Kültür-Sanat

"Mehmed Uzun, yaşasaydı Kürtlerin temsiliyeti konusunda aydın sorumluluğuyla tavrını koyardı"

Birgün yazarı Şeyhmus Diken, yarın ölüm yıl dönümü olan yazar Mehmet Uzun'u yazdı

10 Ekim 2015 17:11

Şeyhmus Diken*

“Diyarbakır hayatımın şehridir. Berxwedan jiyane (Direnmek Yaşamaktır). Ben buraya ölmeye değil yaşamaya geldim” sözlerinin üzerinden dokuz yıl geçti. Diyarbakır’da doktorlarının gözetiminde 15 ay süresince dolu dolu yaşadı ve 11 Ekim 2007 tarihinde vefat etti. Cenazesi on binlerin katılımıyla Diyarbakır Mardinkapı’daki mezarlığa defnedildi.
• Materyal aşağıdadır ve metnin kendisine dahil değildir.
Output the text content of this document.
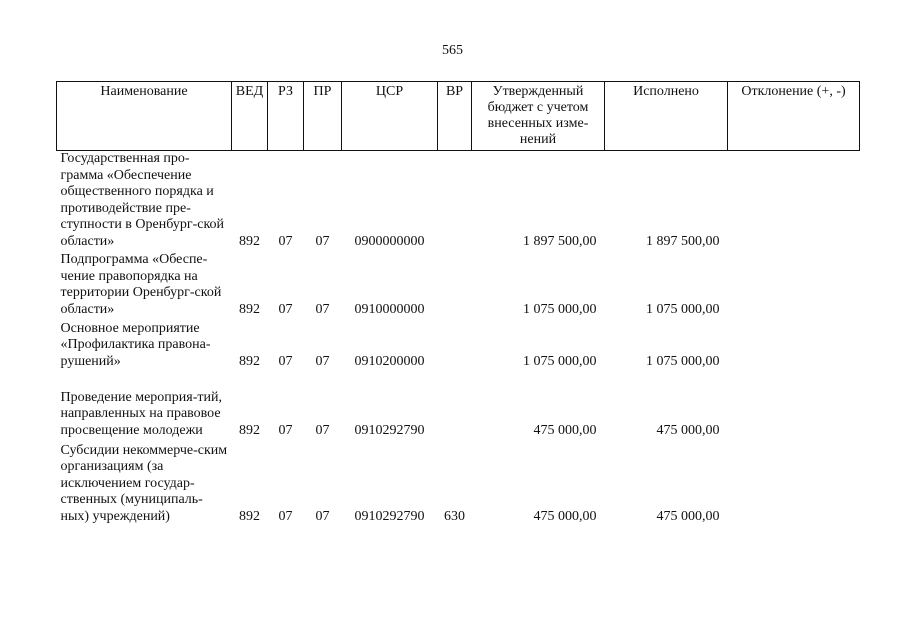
565
Наименование	ВЕД	РЗ	ПР	ЦСР	ВР	Утвержденный бюджет с учетом внесенных изме-нений	Исполнено	Отклонение (+, -)
Государственная про-грамма «Обеспечение общественного порядка и противодействие пре-ступности в Оренбург-ской области»	892	07	07	0900000000		1 897 500,00	1 897 500,00	
Подпрограмма «Обеспе-чение правопорядка на территории Оренбург-ской области»	892	07	07	0910000000		1 075 000,00	1 075 000,00	
Основное мероприятие «Профилактика правона-рушений»	892	07	07	0910200000		1 075 000,00	1 075 000,00	
Проведение мероприя-тий, направленных на правовое просвещение молодежи	892	07	07	0910292790		475 000,00	475 000,00	
Субсидии некоммерче-ским организациям (за исключением государ-ственных (муниципаль-ных) учреждений)	892	07	07	0910292790	630	475 000,00	475 000,00	
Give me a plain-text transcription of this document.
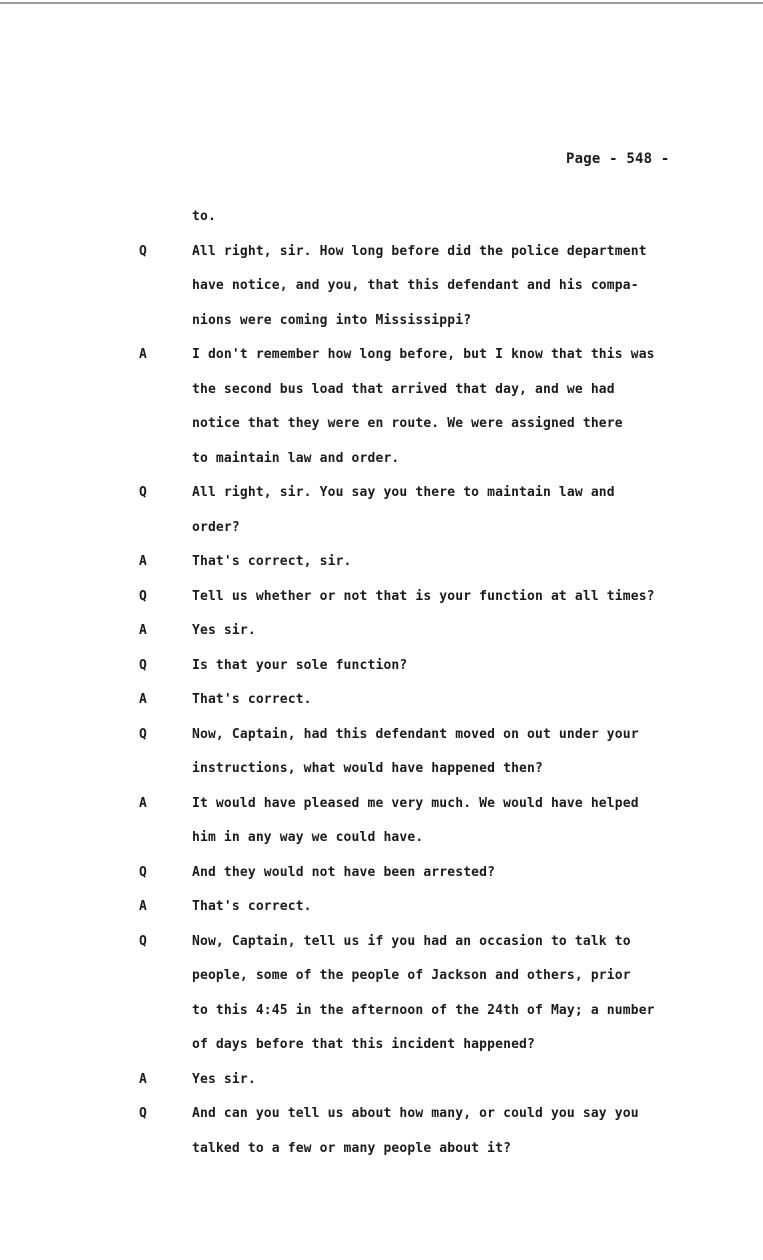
Page - 548 -
to.
Q	All right, sir. How long before did the police department
have notice, and you, that this defendant and his compa-
nions were coming into Mississippi?
A	I don't remember how long before, but I know that this was
the second bus load that arrived that day, and we had
notice that they were en route. We were assigned there
to maintain law and order.
Q	All right, sir. You say you there to maintain law and
order?
A	That's correct, sir.
Q	Tell us whether or not that is your function at all times?
A	Yes sir.
Q	Is that your sole function?
A	That's correct.
Q	Now, Captain, had this defendant moved on out under your
instructions, what would have happened then?
A	It would have pleased me very much. We would have helped
him in any way we could have.
Q	And they would not have been arrested?
A	That's correct.
Q	Now, Captain, tell us if you had an occasion to talk to
people, some of the people of Jackson and others, prior
to this 4:45 in the afternoon of the 24th of May; a number
of days before that this incident happened?
A	Yes sir.
Q	And can you tell us about how many, or could you say you
talked to a few or many people about it?
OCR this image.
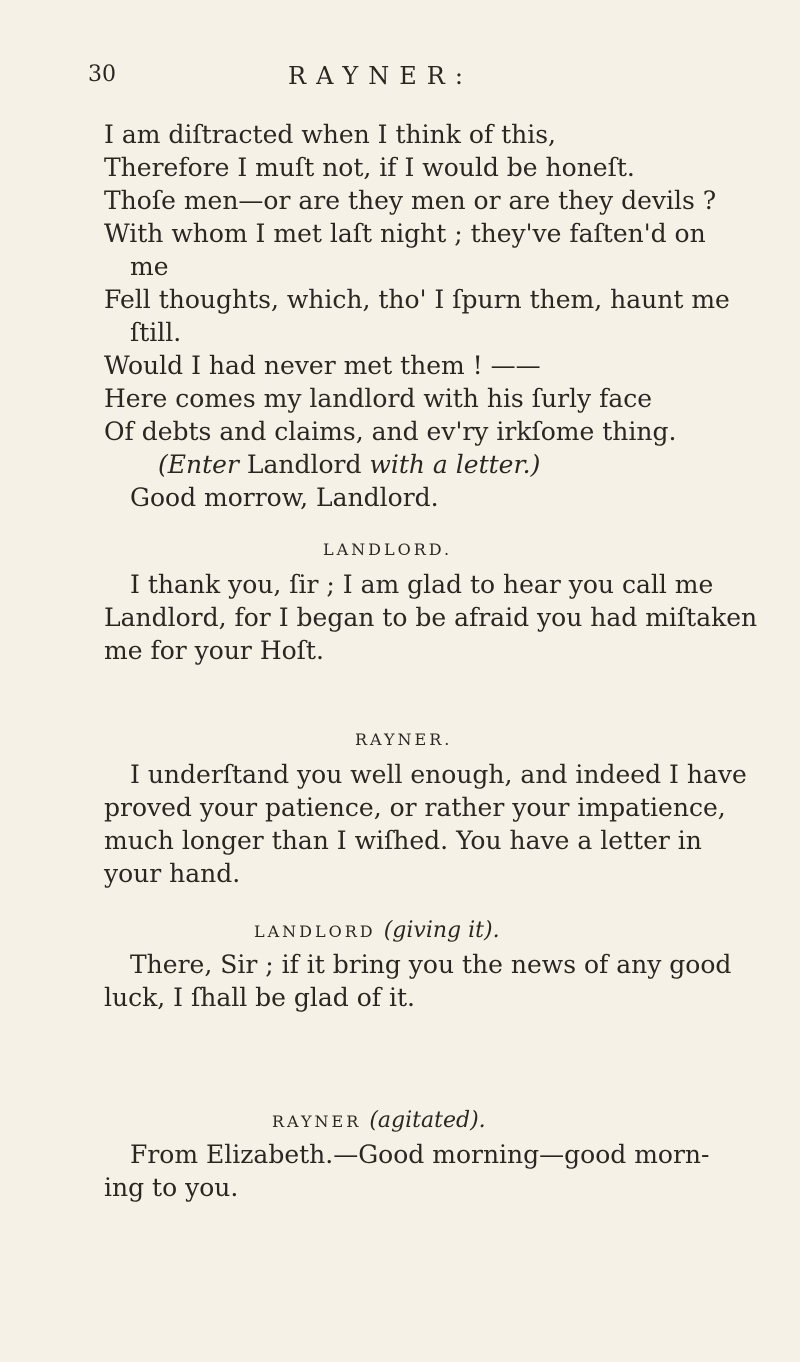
30	RAYNER:
I am diſtracted when I think of this,
Therefore I muſt not, if I would be honeſt.
Thoſe men—or are they men or are they devils ?
With whom I met laſt night ; they've faſten'd on
me
Fell thoughts, which, tho' I ſpurn them, haunt me
ſtill.
Would I had never met them ! ——
Here comes my landlord with his ſurly face
Of debts and claims, and ev'ry irkſome thing.
(Enter Landlord with a letter.)
Good morrow, Landlord.
LANDLORD.
I thank you, ſir ; I am glad to hear you call me
Landlord, for I began to be afraid you had miſtaken
me for your Hoſt.
RAYNER.
I underſtand you well enough, and indeed I have
proved your patience, or rather your impatience,
much longer than I wiſhed. You have a letter in
your hand.
LANDLORD (giving it).
There, Sir ; if it bring you the news of any good
luck, I ſhall be glad of it.
RAYNER (agitated).
From Elizabeth.—Good morning—good morn-
ing to you.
Tabutunun başında Uzun’un kendi vasiyeti üzerine yaşamı boyunca ‘baba’ diye hitap ettiği ünlü edebiyatçı Yaşar Kemal, siyasetçiler Ahmet Türk ile Şerafettin Elçi, Diyarbakır Büyükşehir Belediye Başkanı Osman Baydemir’in ev sahipliğinde konuşmalarıyla uğurladılar Mehmed Uzun’u.

55 yaşında hayata veda eden Modern Kürt Edebiyatı’nın öncülerinden usta yazar Uzun, edebiyatı ile anadili Kürtçe’de ısrarın sürgün diyarlardaki sesi oldu. Geride sekizi roman olmak üzere 19 kitap bıraktı. Eserleri birçok dünya diline çevrildi.

1985 yılında Türkiye Yayıncılar Birliğinin ‘Düşünce ve İfade Özgürlüğü’ ödülünü aldı. Daha sonra Berlin Kürt Enstitüsü’nün ‘Edebiyat Ödülü’ ile ‘İsveç kültür yaşamına katkılarından dolayı’ İsveç Kültür Akademisi’nce Erick Lundeberg Ödülü’ne layık görüldü. Torkmeye Seegerstedt ‘Özgürlük Kalemi’ ödülüne ise ‘Edebiyat ve sözün özgürlüğüne ilişkin duruşundan dolayı’ layık bulundu.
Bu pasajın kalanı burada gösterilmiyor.